E IL BELGIO CHE COMBINA
Gilbert cade. Evenepoel si ferma e tira fino alla sfinimento per cercare di riportare uno dei suoi capitani in gruppo. Arrivano a pochi secondi e proprio quando sembra fatta in testa scatta Van Avermaet e dà il colpo di grazia a Gilbert.
Non c’erano le radioline in corsa e magari Van Avermaet non era bene a conoscenza della situazione, ma qualche dubbio sulla gestione della corsa del Belgio resta.
Se fosse successo in Italia, ci sarebbe stato parecchio da discutere.
SAGAN, ANNO NO
Nel finale ha dimostrato che le gambe c’erano, ma ha fatto una scelta sbagliata.
Quando ti capita l’anno storto succede anche questo: quando ti trovi davanti non hai le gambe giuste e il giorno che hai le gambe sbagli strategia.
Dopo l’arrivo ha dichiarato di non essere entrato nella fuga per scelta, perché pensava che i corridori davanti sarebbero stati ripresi.

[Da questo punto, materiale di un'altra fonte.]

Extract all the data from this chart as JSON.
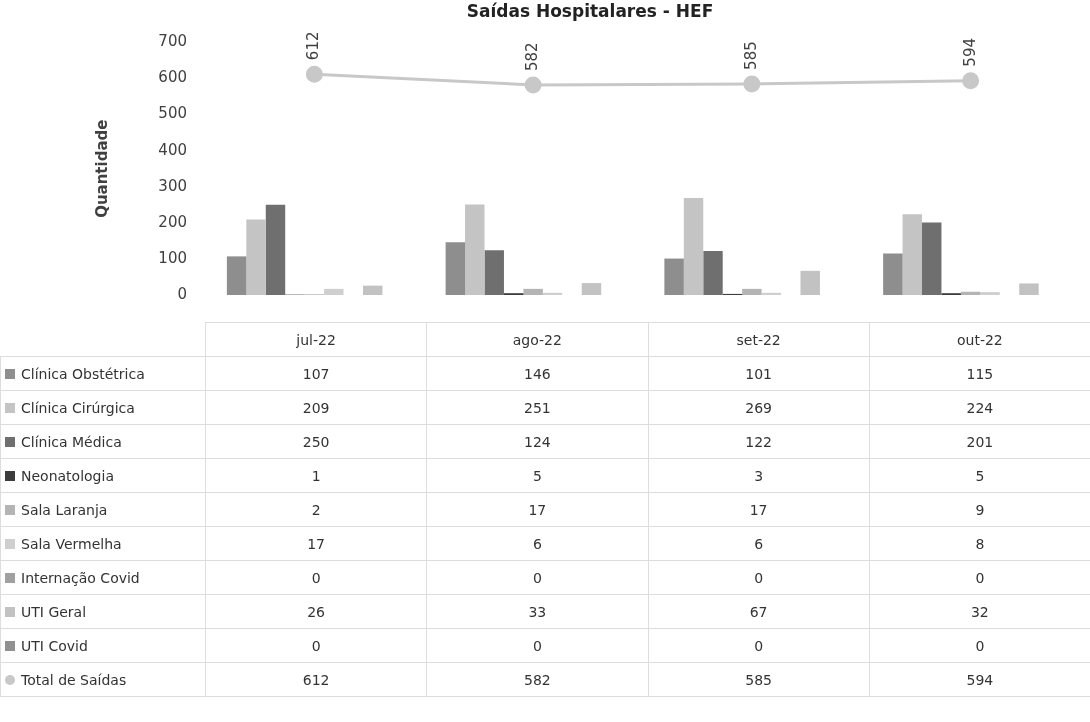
{
  "chart_data": {
    "type": "bar",
    "title": "Saídas Hospitalares - HEF",
    "ylabel": "Quantidade",
    "categories": [
      "jul-22",
      "ago-22",
      "set-22",
      "out-22"
    ],
    "ylim": [
      0,
      700
    ],
    "yticks": [
      0,
      100,
      200,
      300,
      400,
      500,
      600,
      700
    ],
    "grid": false,
    "legend": "bottom left",
    "data_labels": true,
    "series": [
      {
        "name": "Clínica Obstétrica",
        "color": "#8e8e8e",
        "values": [
          107,
          146,
          101,
          115
        ]
      },
      {
        "name": "Clínica Cirúrgica",
        "color": "#c4c4c4",
        "values": [
          209,
          251,
          269,
          224
        ]
      },
      {
        "name": "Clínica Médica",
        "color": "#6f6f6f",
        "values": [
          250,
          124,
          122,
          201
        ]
      },
      {
        "name": "Neonatologia",
        "color": "#3c3c3c",
        "values": [
          1,
          5,
          3,
          5
        ]
      },
      {
        "name": "Sala Laranja",
        "color": "#b4b4b4",
        "values": [
          2,
          17,
          17,
          9
        ]
      },
      {
        "name": "Sala Vermelha",
        "color": "#cfcfcf",
        "values": [
          17,
          6,
          6,
          8
        ]
      },
      {
        "name": "Internação Covid",
        "color": "#a0a0a0",
        "values": [
          0,
          0,
          0,
          0
        ]
      },
      {
        "name": "UTI Geral",
        "color": "#c2c2c2",
        "values": [
          26,
          33,
          67,
          32
        ]
      },
      {
        "name": "UTI Covid",
        "color": "#909090",
        "values": [
          0,
          0,
          0,
          0
        ]
      },
      {
        "name": "Total de Saídas",
        "type": "line",
        "marker": "circle",
        "color": "#c8c8c8",
        "values": [
          612,
          582,
          585,
          594
        ],
        "value_labels": [
          "612",
          "582",
          "585",
          "594"
        ]
      }
    ]
  }
}
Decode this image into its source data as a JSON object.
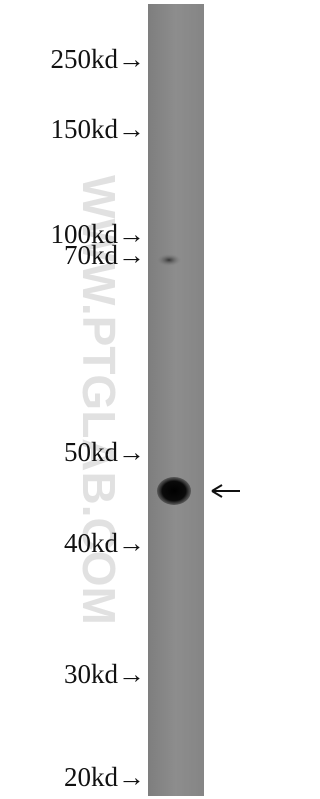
{
  "markers": [
    "250kd→",
    "150kd→",
    "100kd→",
    "70kd→",
    "50kd→",
    "40kd→",
    "30kd→",
    "20kd→"
  ],
  "watermark": "WWW.PTGLAB.COM"
}
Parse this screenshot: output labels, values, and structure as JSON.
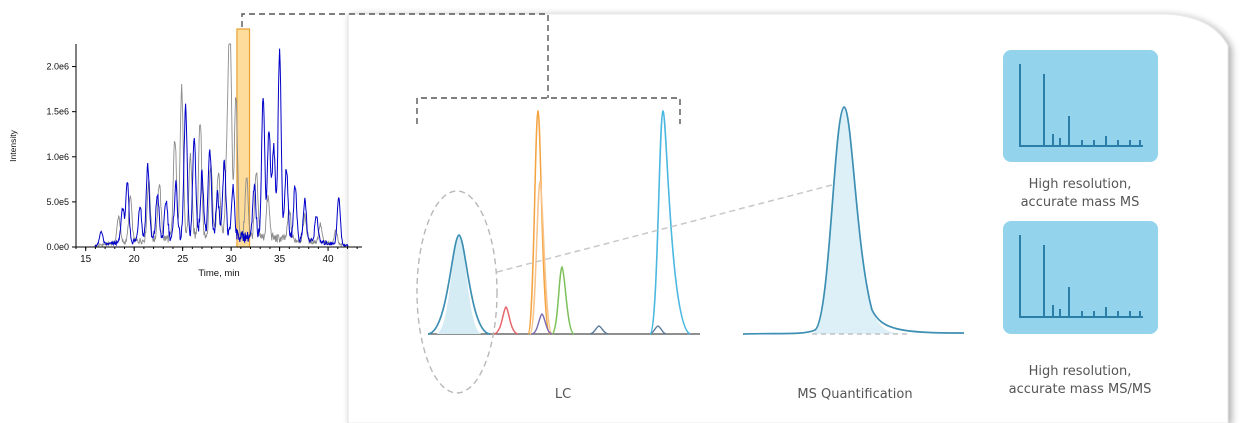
{
  "chart_data": {
    "type": "line",
    "title": "",
    "xlabel": "Time, min",
    "ylabel": "Intensity",
    "xlim": [
      14,
      43.5
    ],
    "ylim": [
      0,
      2250000.0
    ],
    "x_ticks": [
      "15",
      "20",
      "25",
      "30",
      "35",
      "40"
    ],
    "y_ticks": [
      "0.0e0",
      "5.0e5",
      "1.0e6",
      "1.5e6",
      "2.0e6"
    ],
    "grid": false,
    "highlight_range": [
      30.6,
      31.9
    ],
    "series": [
      {
        "color": "#8c8c8c",
        "peaks": [
          [
            18.4,
            300000.0
          ],
          [
            19.6,
            500000.0
          ],
          [
            21.5,
            650000.0
          ],
          [
            22.6,
            630000.0
          ],
          [
            24.2,
            1100000.0
          ],
          [
            24.9,
            1650000.0
          ],
          [
            25.8,
            900000.0
          ],
          [
            26.8,
            1300000.0
          ],
          [
            27.9,
            820000.0
          ],
          [
            28.7,
            730000.0
          ],
          [
            29.6,
            1000000.0
          ],
          [
            29.9,
            2200000.0
          ],
          [
            30.5,
            1550000.0
          ],
          [
            31.6,
            650000.0
          ],
          [
            32.6,
            700000.0
          ],
          [
            33.8,
            450000.0
          ],
          [
            36.0,
            320000.0
          ],
          [
            37.6,
            280000.0
          ],
          [
            39.2,
            200000.0
          ],
          [
            40.8,
            150000.0
          ]
        ]
      },
      {
        "color": "#0000c8",
        "peaks": [
          [
            16.6,
            150000.0
          ],
          [
            18.8,
            380000.0
          ],
          [
            19.3,
            650000.0
          ],
          [
            20.6,
            400000.0
          ],
          [
            21.4,
            830000.0
          ],
          [
            22.4,
            500000.0
          ],
          [
            23.3,
            420000.0
          ],
          [
            24.3,
            600000.0
          ],
          [
            25.3,
            1450000.0
          ],
          [
            26.2,
            1100000.0
          ],
          [
            27.0,
            700000.0
          ],
          [
            27.8,
            950000.0
          ],
          [
            28.6,
            450000.0
          ],
          [
            29.3,
            800000.0
          ],
          [
            30.2,
            550000.0
          ],
          [
            32.4,
            550000.0
          ],
          [
            33.3,
            1550000.0
          ],
          [
            33.9,
            1200000.0
          ],
          [
            34.4,
            1000000.0
          ],
          [
            35.0,
            2080000.0
          ],
          [
            35.7,
            800000.0
          ],
          [
            36.6,
            600000.0
          ],
          [
            37.6,
            450000.0
          ],
          [
            38.8,
            300000.0
          ],
          [
            41.1,
            520000.0
          ]
        ]
      }
    ]
  },
  "diagram": {
    "lc_label": "LC",
    "ms_quant_label": "MS Quantification",
    "ms_label_line1": "High resolution,",
    "ms_label_line2": "accurate mass MS",
    "msms_label_line1": "High resolution,",
    "msms_label_line2": "accurate mass MS/MS",
    "panel_color": "#93d4ec",
    "spectrum_color": "#2a7ea8"
  }
}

Peter è un tipo schietto e sincero, quindi non abbiamo motivo per non credergli, ma è ovvio che ha fatto una valutazione sbagliata, anche se guardando il mondiale seduti in poltrona è tutto più facile.
Sono anni che vince a ripetizione, dunque una stagione un po’ sottotono ci può stare.